An NOC will remain on this website until WHO is satisfied that adequate and appropriate corrective actions have been implemented effectively by the manufacturer, CRO or QCL concerned.
When is an NOC lifted?
During the period that an NOC is in place, WHO will perform additional and more frequent inspections if the NOC relates to a manufacturing site that is continuing to supplying prequalified product(s). If the manufacturing site has been suspended the next inspection will be performed after the manufacturer has advised that it considers that it has adequately dealt with the observations that led to the issuing of the NOC. Following such follow-up inspection(s), and if satisfied that sufficient improvements have been made, WHO will lift the NOC and recommend that the site inspected be named/continue to be named in the relevant dossiers under prequalification or already prequalified. The NOC will be removed from this website and archived, and a notice to this effect posted on this website.
Advice to procurers
In all cases where a number of critical and/or a significant number of major observations have been made, and particularly where an NOC was issued and subsequently lifted, WHO reminds the relevant manufacturer, CRO or QCL that the improvements made and the level of compliance with the relevant WHO guidelines must be sustained and continue to be improved. Therefore, in accordance with WHO's risk-based approach to planning inspections, the next full inspection ― in the case of a manufacturing site or QCL ― will be performed at an earlier date than usual, and subsequent inspections performed more frequently until evidence has been provided that the improvements implemented are permanent.
Procurement organizations should monitor their suppliers, including monitoring their compliance with international standards. WHO therefore expects that they will take appropriate action when an NOC is issued, and after lifting of an NOC apply an enhanced level of due diligence, as part of their supply chain audit and assurance systems, when dealing with suppliers that have failed to comply adequately with international standards.

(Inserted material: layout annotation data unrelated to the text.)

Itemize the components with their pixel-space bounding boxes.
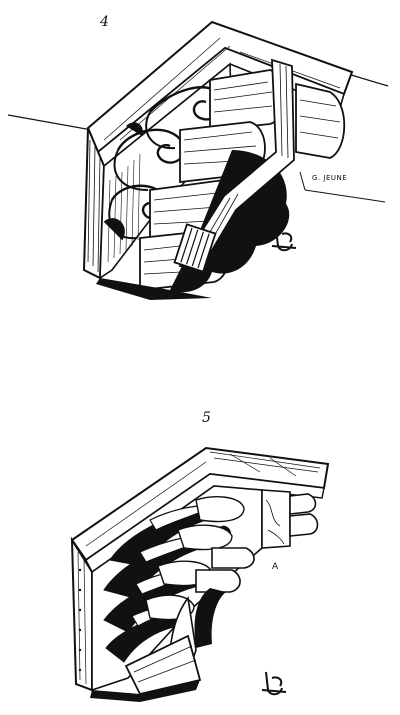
label-b: B [200,598,207,608]
artist-signature: G. JEUNE [312,174,348,182]
monogram-mark-5 [261,671,287,696]
figure-5-number: 5 [202,410,211,426]
monogram-mark-4 [271,227,297,252]
figure-4-number: 4 [100,14,109,30]
label-a: A [272,562,279,572]
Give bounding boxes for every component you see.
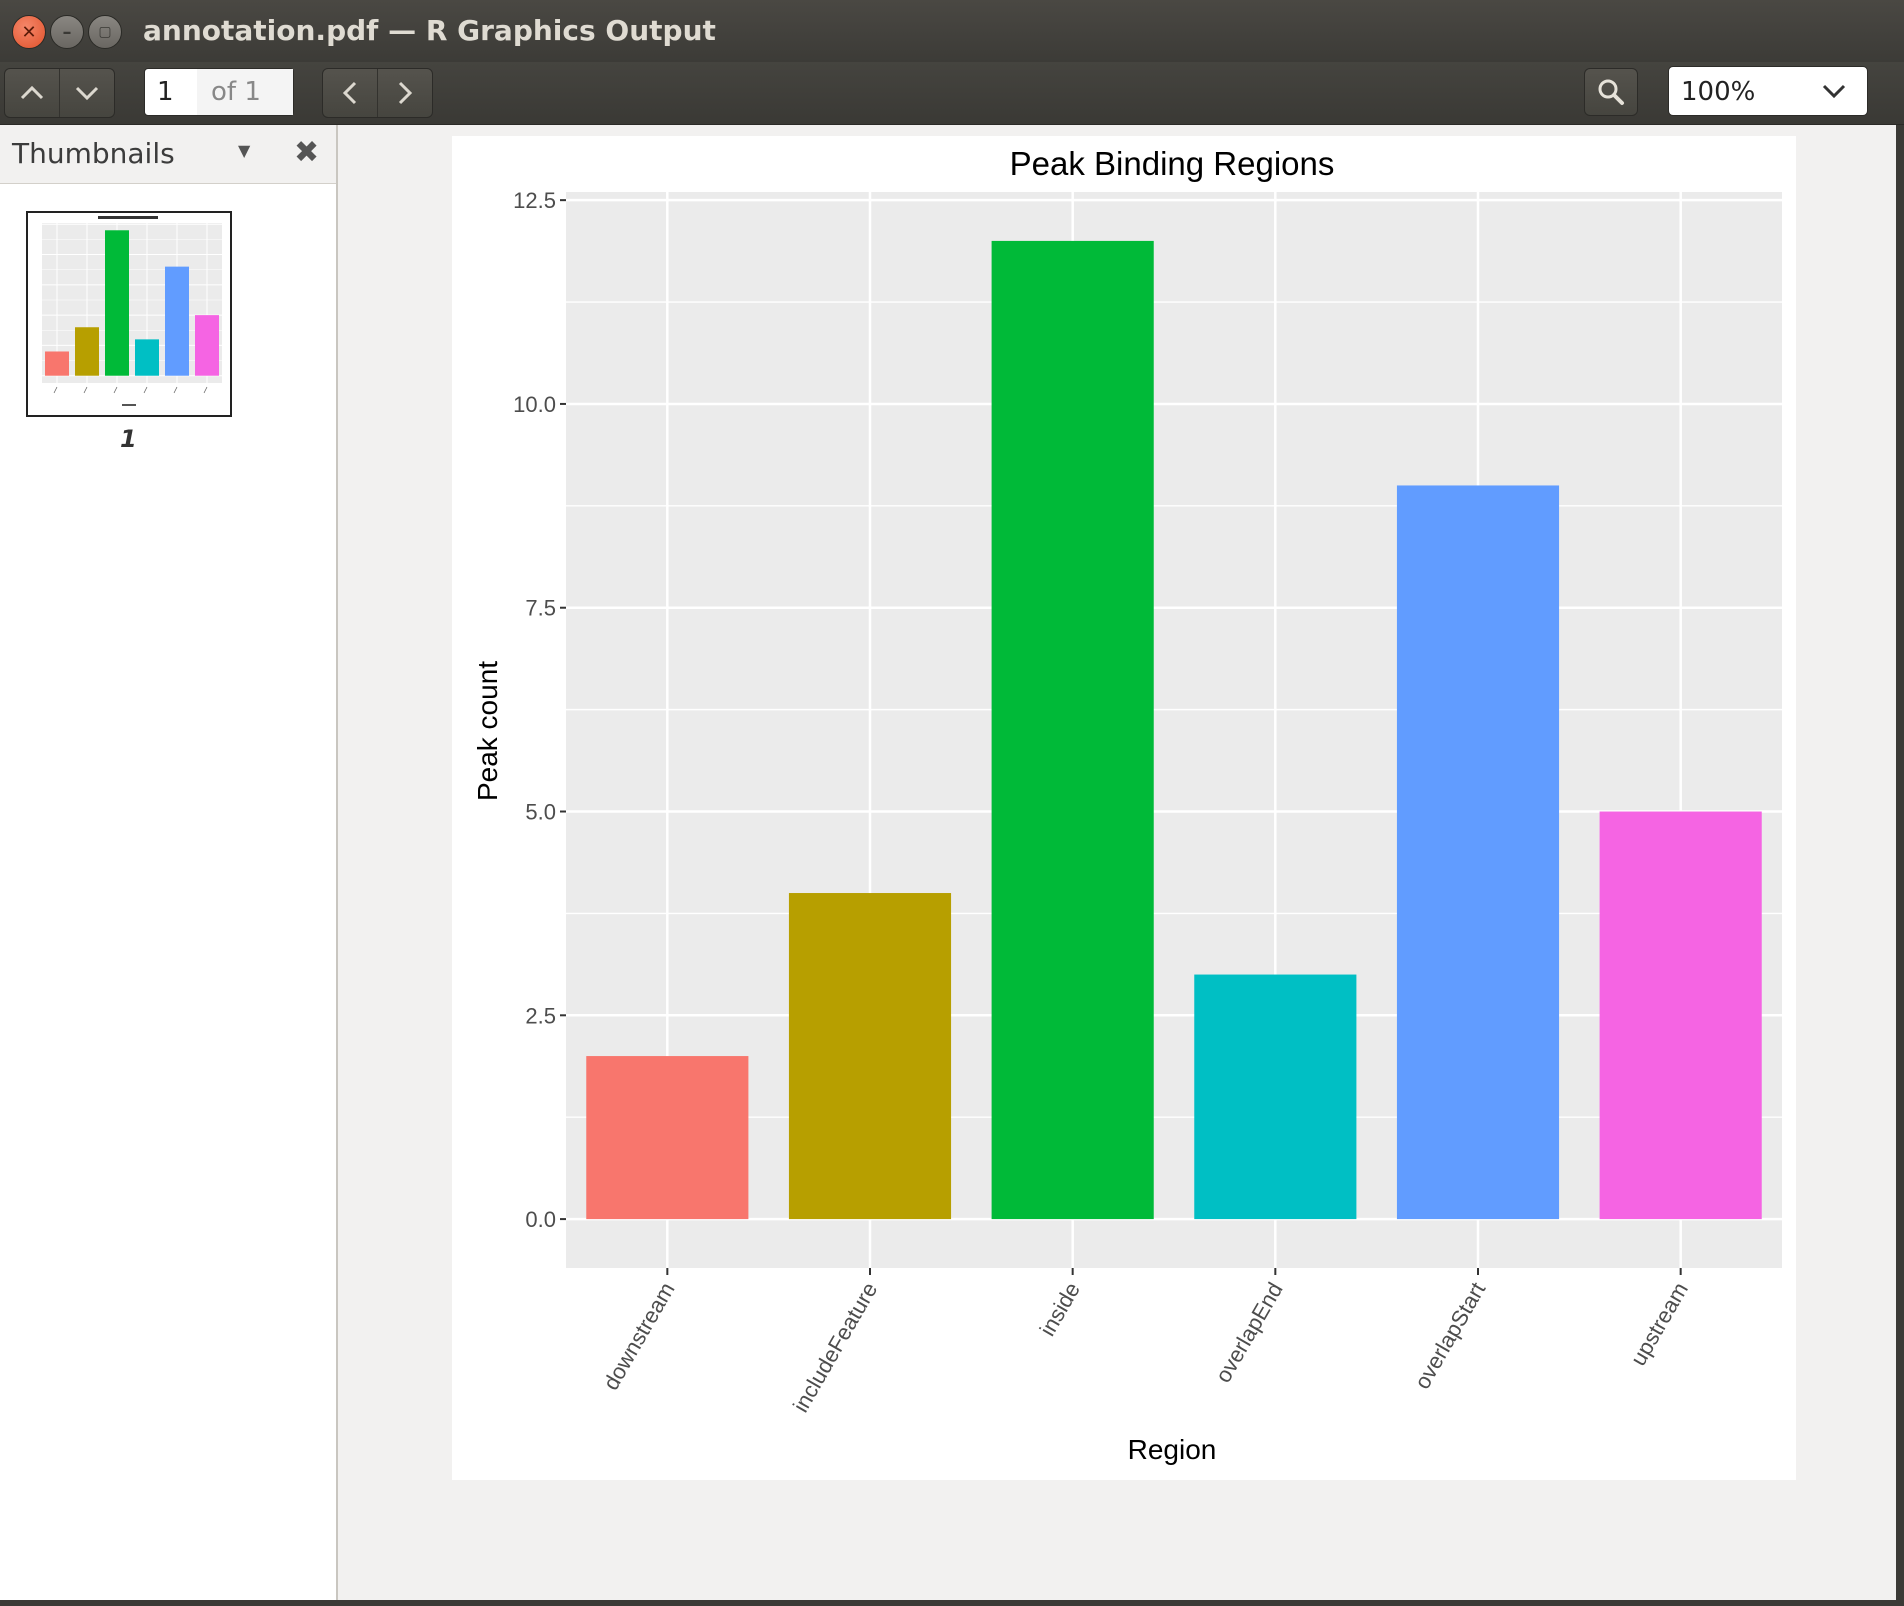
chevron-down-icon: [75, 86, 99, 101]
bar-inside: [991, 240, 1154, 1220]
y-tick-label: 7.5: [525, 596, 556, 621]
bar-upstream: [1599, 811, 1762, 1220]
page-nav-group: [4, 68, 115, 118]
y-tick-label: 12.5: [513, 188, 556, 213]
window-border: [1896, 125, 1904, 1606]
page-count-label: of 1: [197, 69, 293, 115]
history-nav-group: [322, 68, 433, 118]
forward-button[interactable]: [377, 69, 432, 117]
window-title: annotation.pdf — R Graphics Output: [143, 14, 716, 47]
y-tick-label: 5.0: [525, 800, 556, 825]
maximize-window-button[interactable]: ▢: [88, 15, 122, 49]
chevron-down-icon: [1821, 77, 1847, 107]
bar-downstream: [45, 351, 69, 376]
bar-downstream: [586, 1056, 749, 1220]
chevron-left-icon: [342, 81, 357, 105]
bar-overlapStart: [1396, 485, 1560, 1220]
thumbnails-sidebar: Thumbnails ▼ ✖ 1: [0, 125, 338, 1606]
thumbnail-page-number: 1: [120, 425, 137, 453]
chevron-right-icon: [398, 81, 413, 105]
previous-page-button[interactable]: [5, 69, 59, 117]
current-page-input[interactable]: 1: [157, 77, 174, 107]
minimize-icon: –: [62, 21, 72, 43]
thumbnail-chart: [42, 216, 222, 406]
x-tick-label: inside: [1035, 1278, 1085, 1340]
zoom-value: 100%: [1681, 77, 1756, 107]
x-tick-label: [83, 386, 88, 394]
close-sidebar-icon[interactable]: ✖: [294, 135, 320, 170]
bar-upstream: [195, 315, 219, 376]
x-tick-label: overlapEnd: [1210, 1278, 1287, 1387]
bar-includeFeature: [75, 327, 99, 376]
x-tick-label: [53, 386, 58, 394]
plot-panel: [566, 192, 1782, 1268]
y-tick-label: 0.0: [525, 1207, 556, 1232]
search-icon: [1598, 79, 1624, 105]
bar-chart: Peak Binding Regions Region Peak count 0…: [472, 145, 1782, 1465]
bar-inside: [105, 230, 129, 376]
thumbnail-xlabel: [122, 404, 136, 406]
maximize-icon: ▢: [98, 24, 112, 40]
minimize-window-button[interactable]: –: [50, 15, 84, 49]
bar-overlapStart: [165, 266, 189, 376]
zoom-select[interactable]: 100%: [1668, 66, 1868, 116]
x-tick-label: overlapStart: [1409, 1278, 1490, 1393]
x-tick-label: [143, 386, 148, 394]
close-icon: ✕: [21, 21, 37, 43]
plot-panel: [42, 223, 222, 383]
page-number-field[interactable]: 1 of 1: [144, 68, 294, 116]
page-thumbnail[interactable]: [26, 211, 232, 417]
bar-overlapEnd: [1194, 974, 1357, 1220]
x-tick-label: includeFeature: [788, 1278, 882, 1417]
y-tick-label: 10.0: [513, 392, 556, 417]
x-tick-label: [203, 386, 208, 394]
title-bar: ✕ – ▢ annotation.pdf — R Graphics Output: [0, 0, 1904, 62]
y-tick-label: 2.5: [525, 1003, 556, 1028]
thumbnail-title: [98, 216, 158, 219]
x-tick-label: [113, 386, 118, 394]
bar-overlapEnd: [135, 339, 159, 376]
close-window-button[interactable]: ✕: [12, 15, 46, 49]
chevron-up-icon: [20, 85, 44, 100]
back-button[interactable]: [323, 69, 377, 117]
sidebar-dropdown-icon[interactable]: ▼: [238, 141, 251, 160]
sidebar-title: Thumbnails: [12, 137, 175, 170]
x-tick-label: upstream: [1625, 1278, 1693, 1370]
y-axis-label: Peak count: [472, 661, 503, 801]
bar-includeFeature: [788, 893, 952, 1220]
search-button[interactable]: [1584, 68, 1638, 116]
window-border: [0, 1600, 1904, 1606]
pdf-page: Peak Binding Regions Region Peak count 0…: [452, 136, 1796, 1480]
x-tick-label: downstream: [598, 1278, 680, 1394]
x-axis-label: Region: [1128, 1434, 1217, 1465]
x-tick-label: [173, 386, 178, 394]
sidebar-header: Thumbnails ▼ ✖: [0, 125, 336, 184]
thumbnail-plot: [42, 216, 222, 406]
chart-title: Peak Binding Regions: [1010, 145, 1335, 182]
next-page-button[interactable]: [59, 69, 114, 117]
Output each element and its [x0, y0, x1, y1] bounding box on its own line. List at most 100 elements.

Organizations supplying products and/or services from a manufacturing site or QCL for which an NOC has been lifted may expect greater scrutiny from their customers, and should plan to support this in the foreseeable future.
Why is an NOS issued?
An NOS is issued not only to:
- remind the manufacturer concerned of its obligations to procurers and patients
but also to:
- inform suppliers and procurement agencies of potential risks associated with a product, if these have been identified
- motivate manufacturers to take appropriate corrective and/or preventive actions in a timely manner, and to address observations and non-compliances
- help maintain transparency about WHO prequalification activities and decisions.
An NOS will not disclose commercially-sensitive information.
In situations of immediate public health concern an NOS may lead to the:
- withdrawal of product(s) from the WHO List of Prequalified Medicinal Products and/or WHO List of Prequalified Active Pharmaceutical Ingredients
- recall of batches of products on the WHO List of Prequalified Medicinal Products that have been supplied by the manufacturer concerned
- rejection of FPP or API applications submitted to WHO for assessment.
How long will the suspension remain in force?
An NOS will remain on this website until the necessary corrective actions have been implemented by the manufacturer and approved by WHO.
Advice to procurers
Procurement organizations should monitor their suppliers, including monitoring their compliance with international standards. WHO Therefore expects that they will take appropriate action when an NOS is issued, and after lifting of an NOS apply an enhanced level of due diligence, as part of their supply chain audit and assurance systems, when dealing with suppliers that have failed to comply adequately with international standards.
WHO advises organizations supplying products from a manufacturing site for which an NOC has been lifted should reasonably expect an enhanced level of supervision by their customers, and should plan to support this in the foreseeable future.